В воскресенье весь день отдал общению с родителями. Сидим, треплемся обо всём и ни о чём, и вдруг мысль в голове: «Погоди, а как же этот Корчагин⁈ Он попал в чужое тело, каково ему было ломать себя? Абсолютно чужих людей родителями называть, терпеть их наезды, советы, заботу… Да просто не взорваться, когда чужая женщина поправляет тебе шарф!» Да уж, аж с лица взбледнул. Во всяком случае, мама заметила перемену моего настроения.
— Что-то случилось, Жора?
— Да нет. Просто служебный вопрос один всплыл. Сложный. Сразу настроение пропало.
— Расскажешь?
— Не расскажу.
— Ну как знаешь. Тебе виднее. — И опять никаких иголок под ногти. Золотые у меня родители всё-таки!
— Извините, наверное, уже собираться буду. А то что я вам со своим плохим настроением буду на нервы капать.

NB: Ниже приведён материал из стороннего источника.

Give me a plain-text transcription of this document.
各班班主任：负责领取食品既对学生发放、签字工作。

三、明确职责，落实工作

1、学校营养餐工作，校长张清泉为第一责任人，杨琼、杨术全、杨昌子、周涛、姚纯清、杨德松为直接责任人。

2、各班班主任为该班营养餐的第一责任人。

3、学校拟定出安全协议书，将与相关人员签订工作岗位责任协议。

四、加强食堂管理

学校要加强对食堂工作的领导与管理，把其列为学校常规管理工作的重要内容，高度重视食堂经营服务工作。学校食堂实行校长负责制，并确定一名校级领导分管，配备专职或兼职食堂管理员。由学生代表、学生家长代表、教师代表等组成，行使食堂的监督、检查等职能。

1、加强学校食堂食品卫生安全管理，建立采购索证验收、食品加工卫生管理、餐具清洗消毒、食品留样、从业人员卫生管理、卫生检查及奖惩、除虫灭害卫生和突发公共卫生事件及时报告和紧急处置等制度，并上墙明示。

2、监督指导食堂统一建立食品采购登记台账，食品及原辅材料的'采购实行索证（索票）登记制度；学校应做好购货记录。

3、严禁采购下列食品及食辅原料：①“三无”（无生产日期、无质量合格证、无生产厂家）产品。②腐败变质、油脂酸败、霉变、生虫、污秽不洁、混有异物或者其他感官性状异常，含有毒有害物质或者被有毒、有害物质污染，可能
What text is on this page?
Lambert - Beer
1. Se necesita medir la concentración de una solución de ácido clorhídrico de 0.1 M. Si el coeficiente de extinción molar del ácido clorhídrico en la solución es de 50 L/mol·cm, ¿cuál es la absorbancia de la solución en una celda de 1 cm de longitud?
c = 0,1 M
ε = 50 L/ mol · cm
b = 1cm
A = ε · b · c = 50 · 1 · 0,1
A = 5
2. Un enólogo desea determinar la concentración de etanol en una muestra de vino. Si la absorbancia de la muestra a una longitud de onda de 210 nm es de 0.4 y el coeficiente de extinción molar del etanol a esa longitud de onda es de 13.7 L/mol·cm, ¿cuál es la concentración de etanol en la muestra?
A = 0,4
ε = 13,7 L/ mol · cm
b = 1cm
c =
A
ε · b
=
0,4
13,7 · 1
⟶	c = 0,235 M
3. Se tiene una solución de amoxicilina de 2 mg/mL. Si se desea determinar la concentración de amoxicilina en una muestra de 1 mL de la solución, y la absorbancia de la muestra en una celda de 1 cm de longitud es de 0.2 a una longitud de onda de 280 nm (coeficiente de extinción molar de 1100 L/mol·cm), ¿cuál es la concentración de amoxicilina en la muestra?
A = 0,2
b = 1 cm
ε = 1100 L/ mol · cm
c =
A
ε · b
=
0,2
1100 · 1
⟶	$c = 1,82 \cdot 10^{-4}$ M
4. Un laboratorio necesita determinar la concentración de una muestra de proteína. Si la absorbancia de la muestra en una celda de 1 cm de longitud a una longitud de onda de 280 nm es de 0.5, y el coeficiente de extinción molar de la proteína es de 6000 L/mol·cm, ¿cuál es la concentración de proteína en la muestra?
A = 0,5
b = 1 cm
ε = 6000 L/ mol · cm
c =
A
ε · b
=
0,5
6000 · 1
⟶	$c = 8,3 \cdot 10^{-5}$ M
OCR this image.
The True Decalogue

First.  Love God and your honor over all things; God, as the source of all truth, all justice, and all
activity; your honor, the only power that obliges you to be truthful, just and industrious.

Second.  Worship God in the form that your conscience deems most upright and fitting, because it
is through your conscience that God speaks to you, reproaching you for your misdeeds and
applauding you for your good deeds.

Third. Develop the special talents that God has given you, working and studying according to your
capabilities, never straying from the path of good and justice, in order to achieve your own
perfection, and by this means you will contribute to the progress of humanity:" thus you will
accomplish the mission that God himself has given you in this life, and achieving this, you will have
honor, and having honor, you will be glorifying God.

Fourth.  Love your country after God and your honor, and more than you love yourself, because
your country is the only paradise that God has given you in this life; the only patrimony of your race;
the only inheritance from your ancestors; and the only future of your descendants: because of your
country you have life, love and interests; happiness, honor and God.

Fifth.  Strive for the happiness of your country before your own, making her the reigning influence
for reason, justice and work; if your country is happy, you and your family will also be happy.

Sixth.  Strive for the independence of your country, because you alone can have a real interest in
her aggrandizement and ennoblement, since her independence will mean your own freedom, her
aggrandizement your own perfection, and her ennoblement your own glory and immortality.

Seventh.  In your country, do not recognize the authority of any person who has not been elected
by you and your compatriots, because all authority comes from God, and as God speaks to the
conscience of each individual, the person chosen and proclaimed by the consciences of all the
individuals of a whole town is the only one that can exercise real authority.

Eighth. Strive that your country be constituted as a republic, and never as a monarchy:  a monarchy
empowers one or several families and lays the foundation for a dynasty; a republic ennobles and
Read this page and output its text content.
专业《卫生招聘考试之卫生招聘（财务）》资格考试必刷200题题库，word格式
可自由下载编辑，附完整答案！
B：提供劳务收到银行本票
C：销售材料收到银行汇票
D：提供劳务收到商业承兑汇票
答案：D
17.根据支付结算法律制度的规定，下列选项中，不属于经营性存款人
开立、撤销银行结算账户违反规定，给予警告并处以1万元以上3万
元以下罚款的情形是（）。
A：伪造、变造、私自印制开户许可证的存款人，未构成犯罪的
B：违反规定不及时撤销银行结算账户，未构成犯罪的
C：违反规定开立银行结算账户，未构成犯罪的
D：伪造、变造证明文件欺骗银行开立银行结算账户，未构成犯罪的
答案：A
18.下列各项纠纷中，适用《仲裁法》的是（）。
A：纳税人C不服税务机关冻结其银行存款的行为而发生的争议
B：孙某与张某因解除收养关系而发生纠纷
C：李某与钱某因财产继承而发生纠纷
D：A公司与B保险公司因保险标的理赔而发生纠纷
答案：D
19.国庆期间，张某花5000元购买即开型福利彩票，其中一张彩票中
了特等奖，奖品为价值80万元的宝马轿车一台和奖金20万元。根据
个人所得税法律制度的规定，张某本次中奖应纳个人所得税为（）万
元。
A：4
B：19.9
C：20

— Ты уж сам смотри, большой. А то и покапаешь часок-другой, небось выдержим, не так часто видимся. Ты нам и смурной в радость. Главное, по ночи не уезжай, ночью тяжело ехать.
Это да, ночью тяжело. Трасса не освещена абсолютно, кроме своих да встречных фар никакого другого света. Разметку тоже видно не всегда, порой заберешься на чужую полосу и понимаешь это только тогда, когда чужая машина навстречу идет. Оттого и скорости ночью такие, что ездой такое перемещение назвать стыдно. А кто не запаривается безопасностью… на всех больших перекрестках на постаментах стоят мятые легковушки как памятники торопливости и безголовости отдельных умерших водятлов.